Data Sources and Methodology of the GHS Index
To maintain its status as an objective and independent benchmark, the Global Health Security (GHS) Index relies exclusively on publicly available information. This transparency ensures that the data can be scrutinized, verified, and used by researchers and policymakers worldwide to advocate for better health security funding and legislation.
1. Primary Data Channels
The research team at Economist Impact (the research arm of The Economist) conducts a deep-dive assessment of 195 countries using data from three main sectors:
| Source Type | Examples of Data Collected |
| International Organizations | Data from the WHO (Joint External Evaluations), World Bank, and World Organisation for Animal Health (WOAH). |
| National Governments | Official published laws, ministerial budgets, strategic pandemic plans, and legislative frameworks. |
| Academic & NGO Research | Published studies on laboratory capacity, socioeconomic vulnerability (via the UN Development Programme), and media freedom indices. |
2. The "Publicly Available" Standard
A defining feature of the GHS Index is that it does not use private surveys or internal government communications. This is a intentional "transparency KPI":
The Logic: If a country has a pandemic plan but it is not public, it cannot be effectively coordinated across different sectors (police, hospitals, food supply) during a real crisis.

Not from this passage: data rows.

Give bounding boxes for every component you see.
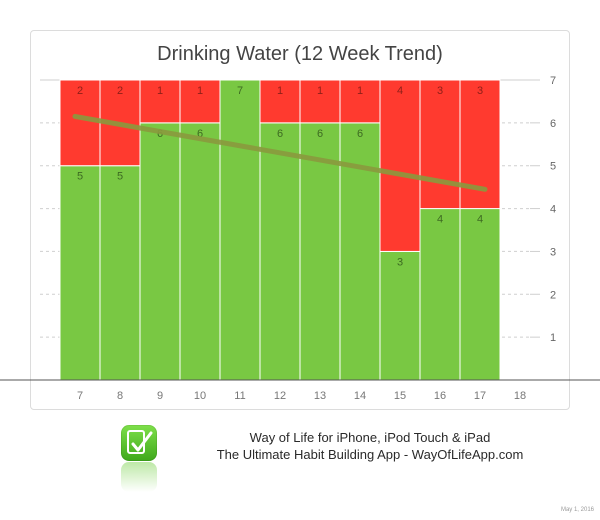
y-tick-label-4: 4 [550, 204, 556, 216]
footer-caption-line-1: Way of Life for iPhone, iPod Touch & iPa… [249, 430, 491, 445]
bar-label-green-10: 6 [197, 128, 203, 140]
x-tick-label-11: 11 [234, 390, 245, 402]
chart-title: Drinking Water (12 Week Trend) [157, 43, 443, 65]
bar-red-7 [59, 79, 101, 167]
y-tick-label-6: 6 [550, 118, 556, 130]
bar-label-red-9: 1 [157, 85, 163, 97]
bar-label-green-8: 5 [117, 171, 123, 183]
bar-green-13 [299, 122, 341, 381]
y-tick-label-2: 2 [550, 289, 556, 301]
bar-label-green-14: 6 [357, 128, 363, 140]
bar-label-green-7: 5 [77, 171, 83, 183]
bar-label-red-7: 2 [77, 85, 83, 97]
bar-green-14 [339, 122, 381, 381]
bar-label-red-13: 1 [317, 85, 323, 97]
x-tick-label-18: 18 [514, 390, 526, 402]
date-stamp: May 1, 2016 [560, 507, 594, 513]
bar-label-red-14: 1 [357, 85, 363, 97]
bar-red-12 [259, 79, 301, 124]
bar-label-red-12: 1 [277, 85, 283, 97]
bar-green-12 [259, 122, 301, 381]
bar-label-red-8: 2 [117, 85, 123, 97]
bar-label-red-10: 1 [197, 85, 203, 97]
x-tick-label-10: 10 [194, 390, 206, 402]
bar-label-red-15: 4 [397, 85, 403, 97]
y-tick-label-3: 3 [550, 246, 556, 258]
bar-green-7 [59, 165, 101, 381]
bar-green-17 [459, 208, 501, 381]
bar-label-green-15: 3 [397, 256, 403, 268]
footer-caption-line-2: The Ultimate Habit Building App - WayOfL… [216, 447, 524, 462]
bar-green-11 [219, 79, 261, 381]
bar-red-16 [419, 79, 461, 210]
x-tick-label-7: 7 [77, 390, 83, 402]
x-tick-label-12: 12 [274, 390, 286, 402]
trend-line [72, 113, 488, 192]
bar-green-10 [179, 122, 221, 381]
bar-green-9 [139, 122, 181, 381]
bar-label-red-17: 3 [477, 85, 483, 97]
y-tick-label-5: 5 [550, 161, 556, 173]
x-tick-label-9: 9 [157, 390, 163, 402]
x-tick-label-17: 17 [474, 390, 486, 402]
bar-red-13 [299, 79, 341, 124]
bar-red-14 [339, 79, 381, 124]
bar-green-8 [99, 165, 141, 381]
x-tick-label-14: 14 [354, 390, 366, 402]
bar-label-red-16: 3 [437, 85, 443, 97]
bar-label-green-11: 7 [237, 85, 243, 97]
bar-label-green-17: 4 [477, 214, 483, 226]
bar-label-green-16: 4 [437, 214, 443, 226]
y-tick-label-7: 7 [550, 75, 556, 87]
x-tick-label-8: 8 [117, 390, 123, 402]
bar-label-green-13: 6 [317, 128, 323, 140]
y-tick-label-1: 1 [550, 332, 556, 344]
bar-green-16 [419, 208, 461, 381]
x-tick-label-16: 16 [434, 390, 446, 402]
app-icon-reflection [121, 462, 157, 492]
bar-red-15 [379, 79, 421, 252]
bar-label-green-12: 6 [277, 128, 283, 140]
bar-green-15 [379, 250, 421, 381]
checkmark-app-icon [121, 425, 157, 461]
bar-red-10 [179, 79, 221, 124]
x-tick-label-15: 15 [394, 390, 406, 402]
bar-red-9 [139, 79, 181, 124]
x-tick-label-13: 13 [314, 390, 326, 402]
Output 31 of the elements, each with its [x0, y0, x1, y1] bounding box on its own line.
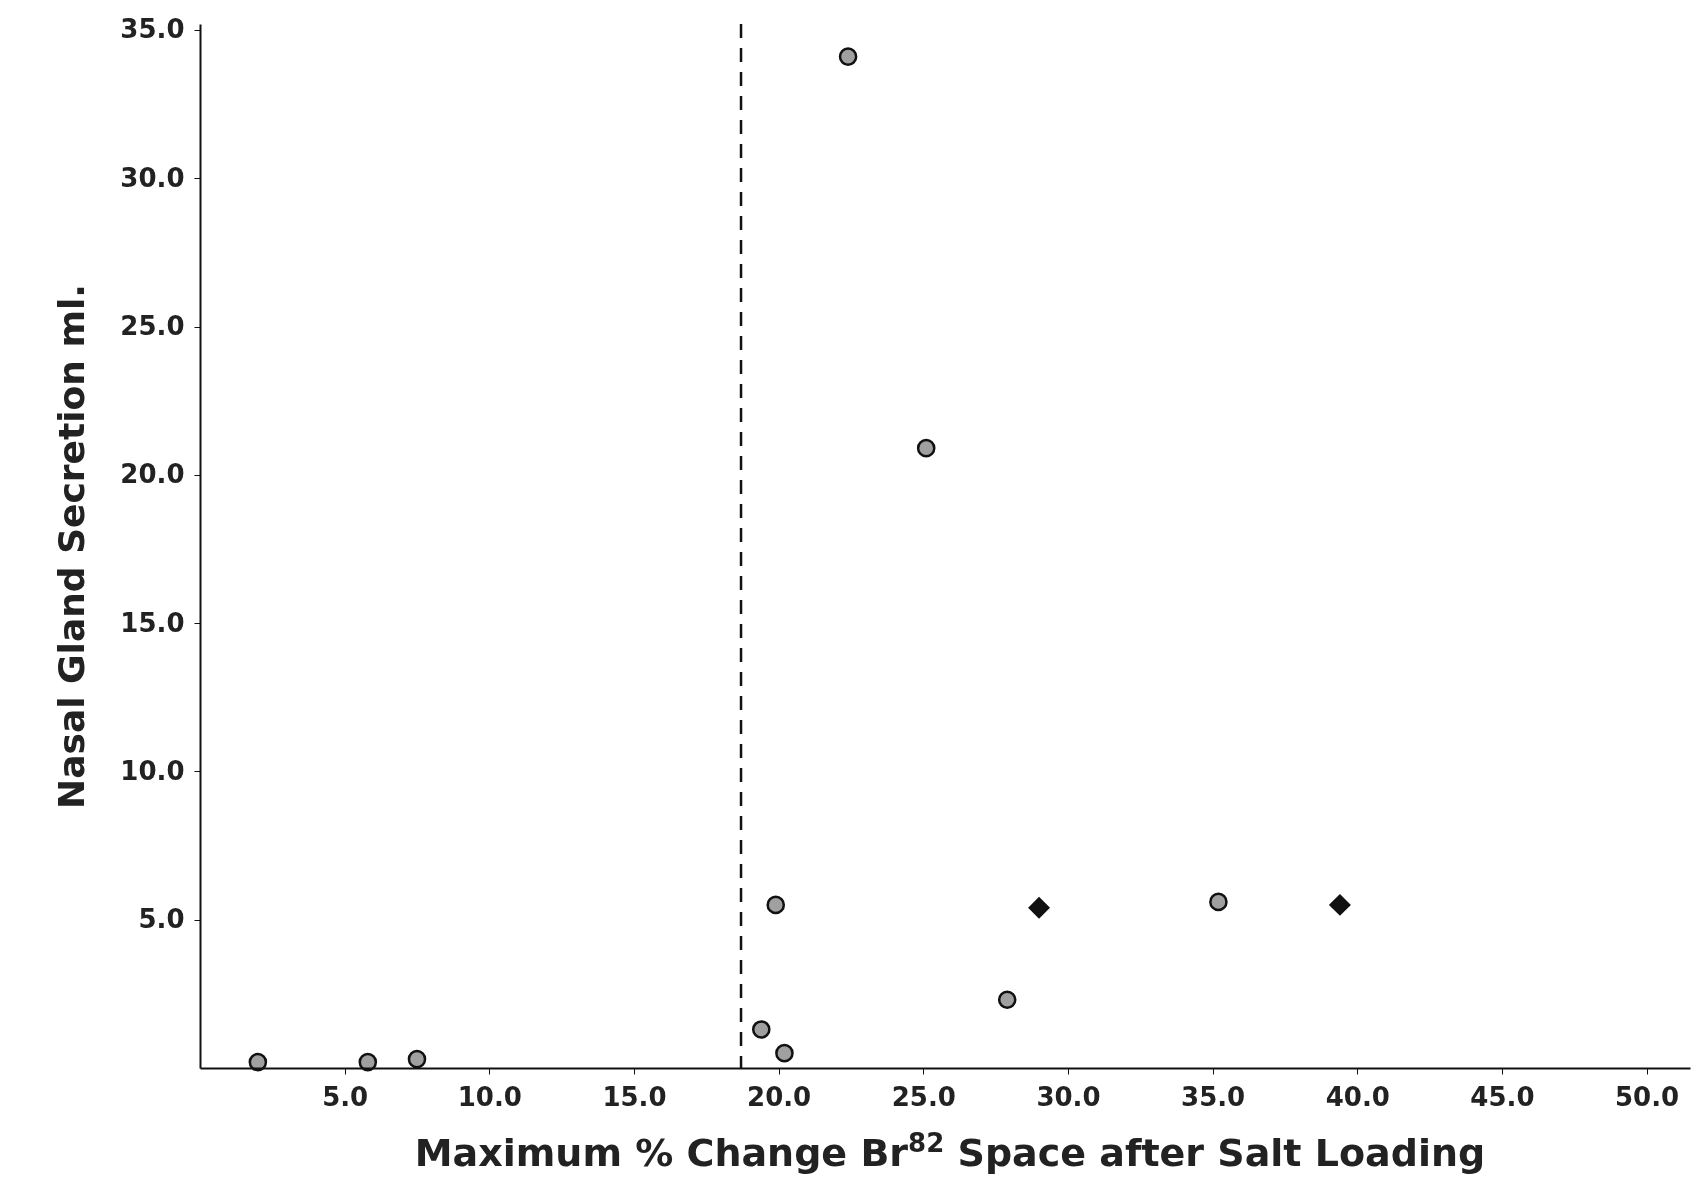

The Validation: Because all data is public, Oxford researchers can cross-reference GHS scores with the Oxford COVID-19 Government Response Tracker (OxCGRT) to verify if "on-paper" capacity translates into "on-the-ground" results.
3. Data Integration and Scoring
The raw data is processed through a rigorous multi-step validation method:
Initial Research: Over 80 field-based researchers collect data on 171 specific questions per country.
Expert Review: An International Panel of Experts (from 13 countries) reviews the framework to ensure the questions reflect modern biological threats.
Government Vetting: Each of the 195 countries is given the opportunity to review their data and provide additional public links if they believe information was missed.
Normalization: Scores are scaled from 0 to 100, where 100 represents the highest level of preparedness.
4. 2026 Innovation: The Africa Health Security Index (AHS)
In early 2026, the data ecosystem expanded with the AHS Index. This regional sub-index incorporates unique data sources specific to the African continent, such as:
Africa CDC Data: Granular reporting on regional laboratory networks.
Climate-Health Intersections: New indicators measuring how climate change impacts zoonotic disease spillover (the jump from animals to humans).
The GHS Index is built on 171 unique data points sourced entirely from the public domain. This ensures that the index measures not just what a country says it can do, but what it has legally and publicly committed to—a distinction that Oxford’s Blavatnik School identifies as critical for government accountability.